We find a team with a giant rig they have constructed in a field. Four men in blue overalls and red hard hats haul giant metal pipes into place, then drill down.
It will take them several days to dig. But the foreman tells me that this is only a temporary measure, only more rain can solve the basic problem of the drought.
The last well the team completed two days ago produced water for just a few minutes, then nothing more came out.
Deep under the earth China's water, on its arid northern plain, is slowly running out. It is a massive problem and China is only just starting to face up to it.
Long-term problems
Some 200 million people live across the north China plain. It is home to giant cities like Beijing and Tianjin which are expanding fast. But the area has water resources comparable to a desert country and every year as the population swells the water stress grows worse.
China's industries are inefficient, they consume far more water than those in developed countries. The country's construction boom means water use is even more intensive.
Many of the rivers in the north have dried up. Dams have blocked their normal flow, the water diverted to towns, farms and factories.
The northern megacities now rely on underground water sources for two-thirds of their needs. But the aquifers beneath places like Beijing are being drained, sinking as they are used faster than the rain can replenish them. Some fear the water could be gone in 30 years in places.
Ma Jun is one of China's most prominent environmentalists.
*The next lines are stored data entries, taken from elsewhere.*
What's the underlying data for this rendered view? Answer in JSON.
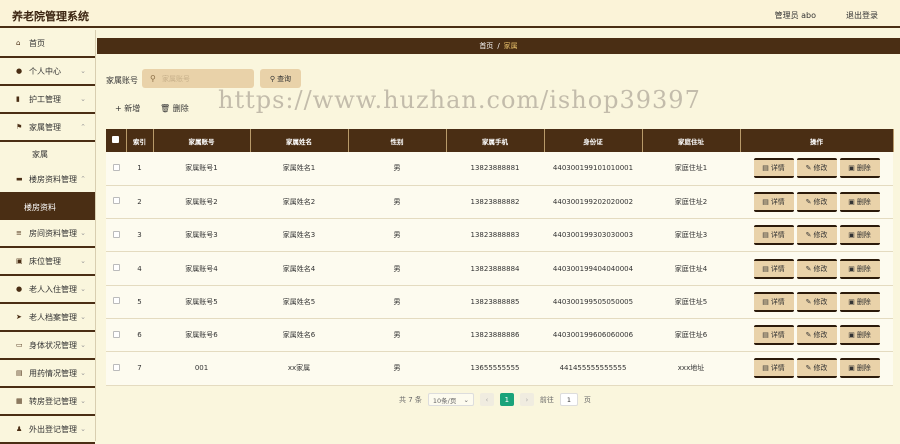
{
  "app": {
    "title": "养老院管理系统",
    "user": "管理员 abo",
    "logout": "退出登录"
  },
  "sidebar": {
    "items": [
      {
        "label": "首页",
        "icon": "home-icon",
        "glyph": "⌂"
      },
      {
        "label": "个人中心",
        "icon": "user-icon",
        "glyph": "●"
      },
      {
        "label": "护工管理",
        "icon": "chart-icon",
        "glyph": "▮"
      },
      {
        "label": "家属管理",
        "icon": "flag-icon",
        "glyph": "⚑"
      },
      {
        "label": "楼房资料管理",
        "icon": "chat-icon",
        "glyph": "▬"
      },
      {
        "label": "房间资料管理",
        "icon": "database-icon",
        "glyph": "≡"
      },
      {
        "label": "床位管理",
        "icon": "box-icon",
        "glyph": "▣"
      },
      {
        "label": "老人入住管理",
        "icon": "group-icon",
        "glyph": "●"
      },
      {
        "label": "老人档案管理",
        "icon": "send-icon",
        "glyph": "➤"
      },
      {
        "label": "身体状况管理",
        "icon": "monitor-icon",
        "glyph": "▭"
      },
      {
        "label": "用药情况管理",
        "icon": "list-icon",
        "glyph": "▤"
      },
      {
        "label": "转房登记管理",
        "icon": "grid-icon",
        "glyph": "▦"
      },
      {
        "label": "外出登记管理",
        "icon": "person-icon",
        "glyph": "♟"
      }
    ],
    "sub_family": "家属",
    "sub_building": "楼房资料"
  },
  "breadcrumb": {
    "home": "首页",
    "sep": "/",
    "current": "家属"
  },
  "search": {
    "label": "家属账号",
    "placeholder": "家属账号",
    "query_btn": "查询"
  },
  "toolbar": {
    "add": "+ 新增",
    "delete": "删除"
  },
  "table": {
    "headers": [
      "索引",
      "家属账号",
      "家属姓名",
      "性别",
      "家属手机",
      "身份证",
      "家庭住址",
      "操作"
    ],
    "rows": [
      {
        "idx": "1",
        "account": "家属账号1",
        "name": "家属姓名1",
        "gender": "男",
        "phone": "13823888881",
        "id_card": "440300199101010001",
        "address": "家庭住址1"
      },
      {
        "idx": "2",
        "account": "家属账号2",
        "name": "家属姓名2",
        "gender": "男",
        "phone": "13823888882",
        "id_card": "440300199202020002",
        "address": "家庭住址2"
      },
      {
        "idx": "3",
        "account": "家属账号3",
        "name": "家属姓名3",
        "gender": "男",
        "phone": "13823888883",
        "id_card": "440300199303030003",
        "address": "家庭住址3"
      },
      {
        "idx": "4",
        "account": "家属账号4",
        "name": "家属姓名4",
        "gender": "男",
        "phone": "13823888884",
        "id_card": "440300199404040004",
        "address": "家庭住址4"
      },
      {
        "idx": "5",
        "account": "家属账号5",
        "name": "家属姓名5",
        "gender": "男",
        "phone": "13823888885",
        "id_card": "440300199505050005",
        "address": "家庭住址5"
      },
      {
        "idx": "6",
        "account": "家属账号6",
        "name": "家属姓名6",
        "gender": "男",
        "phone": "13823888886",
        "id_card": "440300199606060006",
        "address": "家庭住址6"
      },
      {
        "idx": "7",
        "account": "001",
        "name": "xx家属",
        "gender": "男",
        "phone": "13655555555",
        "id_card": "441455555555555",
        "address": "xxx地址"
      }
    ],
    "actions": {
      "detail": "详情",
      "edit": "修改",
      "delete": "删除"
    }
  },
  "pagination": {
    "total": "共 7 条",
    "page_size": "10条/页",
    "current": "1",
    "goto": "前往",
    "goto_value": "1",
    "page_unit": "页"
  },
  "watermark": "https://www.huzhan.com/ishop39397"
}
Over a decade ago he wrote a book titled China's Water Crisis.
As we walk along one of Beijing's dirty canals he tells me: "In China two-thirds of our cities are short of water.
Shifting water
"But the north China plain, where many of our biggest cities and industries are found, and which is China's breadbasket, is where our water is in shortest supply. So this drought now is making our long-term problems worse."
The biggest fear of all is that China, now an engine for the global economy, could find that lack of water constrains its future growth.
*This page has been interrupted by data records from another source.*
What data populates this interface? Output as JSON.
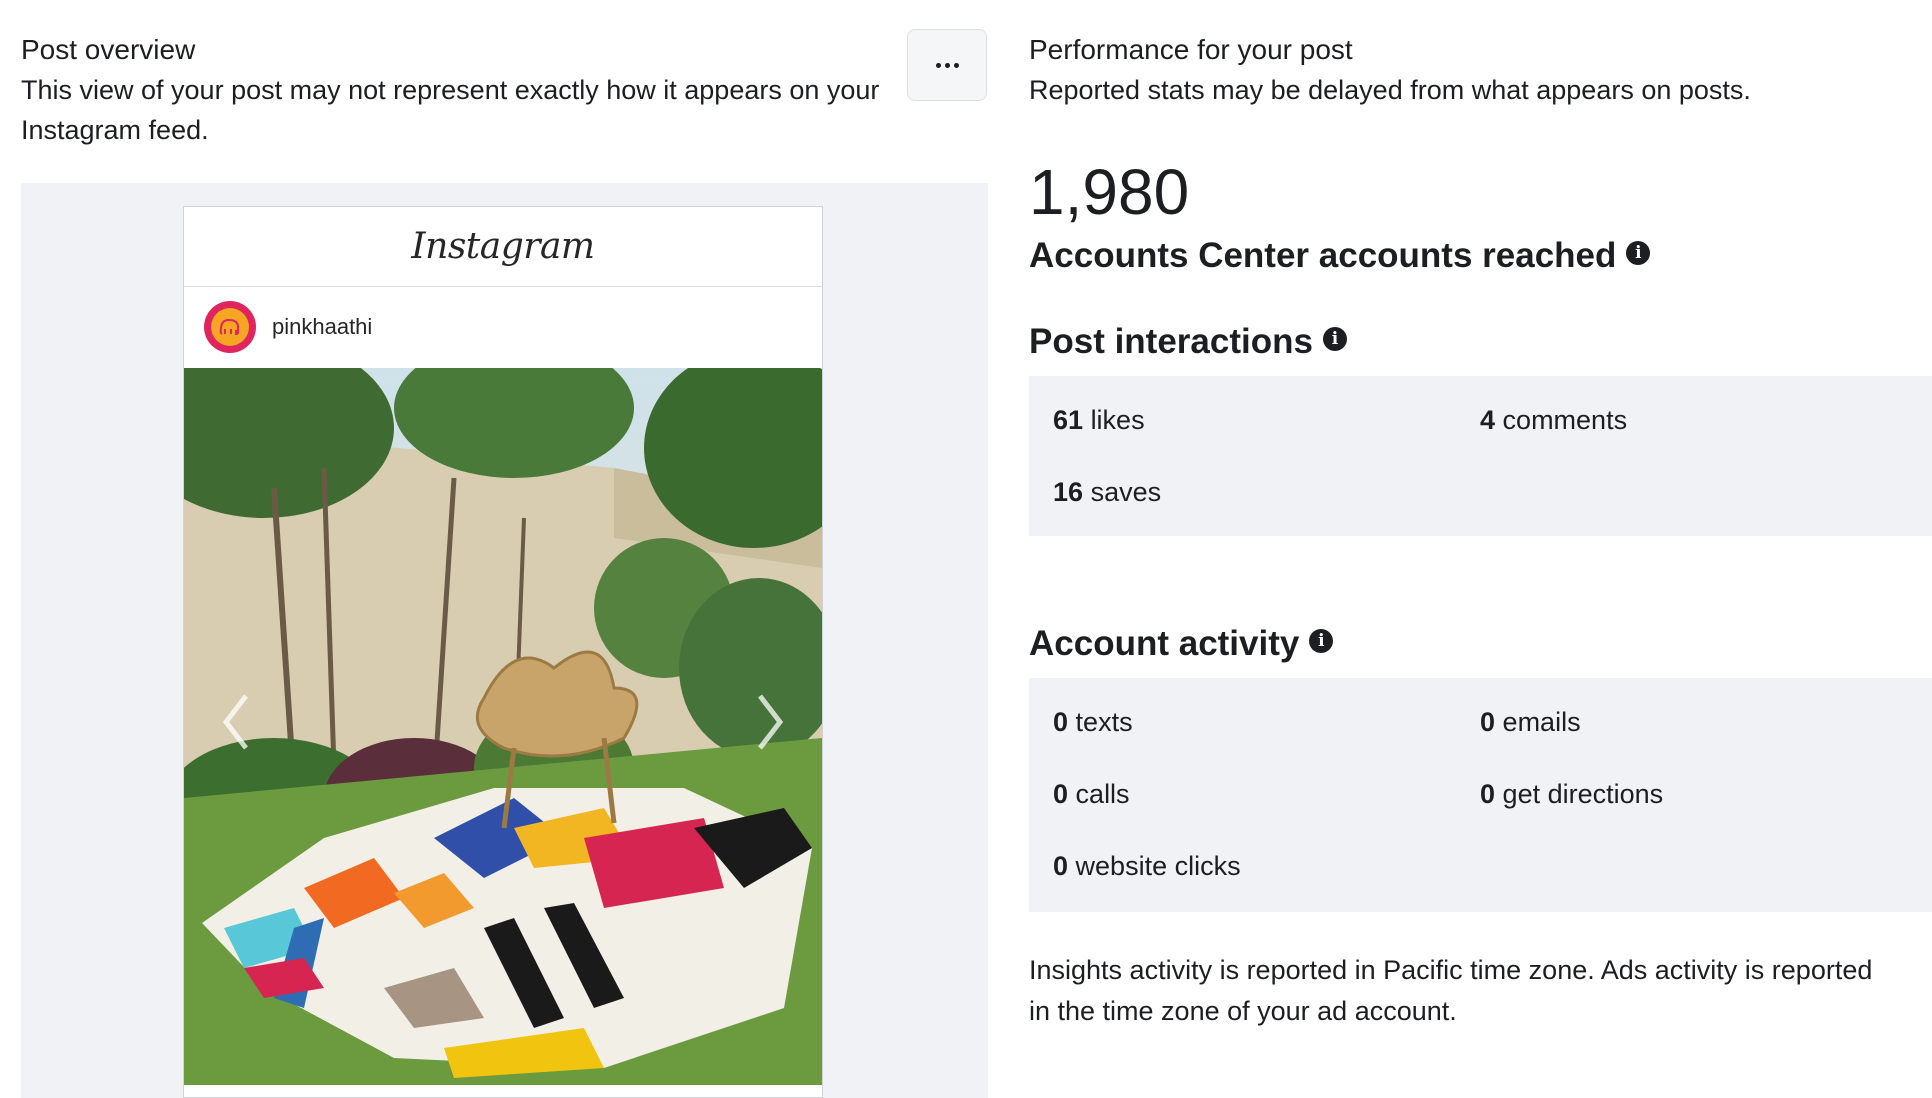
{
  "overview": {
    "title": "Post overview",
    "description": "This view of your post may not represent exactly how it appears on your Instagram feed.",
    "more_icon": "ellipsis-icon"
  },
  "post_preview": {
    "brand": "Instagram",
    "username": "pinkhaathi",
    "prev_icon": "chevron-left-icon",
    "next_icon": "chevron-right-icon"
  },
  "performance": {
    "title": "Performance for your post",
    "description": "Reported stats may be delayed from what appears on posts.",
    "reach_value": "1,980",
    "reach_label": "Accounts Center accounts reached"
  },
  "interactions": {
    "title": "Post interactions",
    "likes_value": "61",
    "likes_label": "likes",
    "comments_value": "4",
    "comments_label": "comments",
    "saves_value": "16",
    "saves_label": "saves"
  },
  "activity": {
    "title": "Account activity",
    "texts_value": "0",
    "texts_label": "texts",
    "emails_value": "0",
    "emails_label": "emails",
    "calls_value": "0",
    "calls_label": "calls",
    "directions_value": "0",
    "directions_label": "get directions",
    "website_value": "0",
    "website_label": "website clicks"
  },
  "footnote": "Insights activity is reported in Pacific time zone. Ads activity is reported in the time zone of your ad account.",
  "colors": {
    "panel_bg": "#f0f2f5",
    "text": "#1c1e21",
    "avatar_ring": "#e0245e",
    "avatar_fill": "#f6a623"
  }
}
"There is a growing understanding," Ma Jun says, "that we need to change, that our mode of growth is not sustainable. The harsh reality is that there is simply not enough water."
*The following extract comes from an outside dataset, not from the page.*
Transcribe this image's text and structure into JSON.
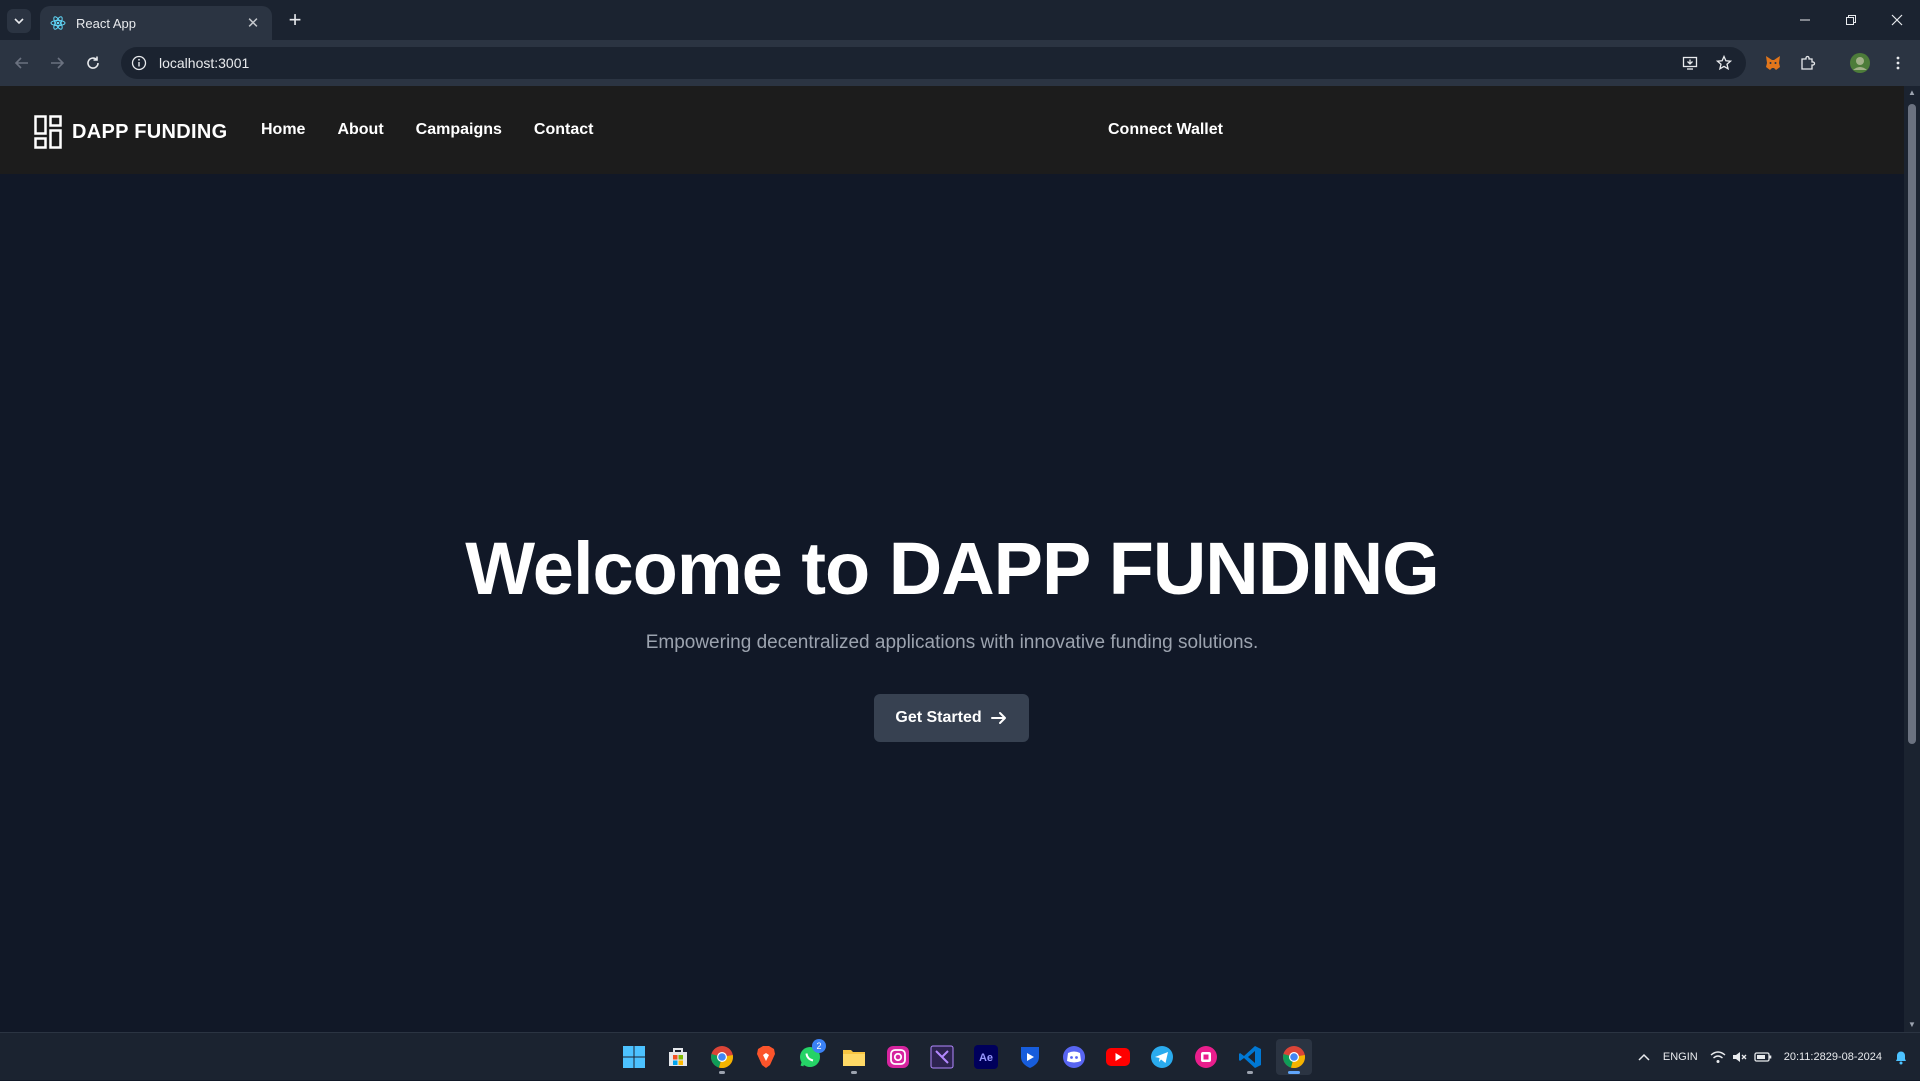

The country does have huge quantities of water, but they lie far to the south, in the massive rivers that run from west to east, 1,000km away from Beijing and the cities of the north.
So China is pressing ahead with one of the world's biggest engineering schemes to shift the water northwards.
Fond of massive schemes, the country's Communist Party leaders are building the North-South water project, a giant series of canals and pipes to carry water from the Yangtze and Yellow rivers to Beijing. The cost of the project is a staggering $60bn (£36.8bn).
Standing on a giant crane looking down on one of the North-South construction sites you can see hundreds of workers welding and cutting iron bars, building huge metal moulds to make sections of concrete pipe.
Each section is around 10m (33ft) high, 8m (26ft) wide and 30m (99ft) long. When complete the North-South project will deliver the equivalent of 50,000 Olympic-size swimming pools full of water to cities in the north each day.
One of the men overseeing the site tells me that it is a great honour to take part in the project, a once-in-a-lifetime opportunity for a construction engineer.
But the scheme can only be a stopgap. The amount of water it will deliver will buy China time to change and, hopefully, become more efficient.
But it won't be enough to solve the country's water woes. China's thirst is just too great, and unless it alters its ways, millions might find one day, that their water could run dry.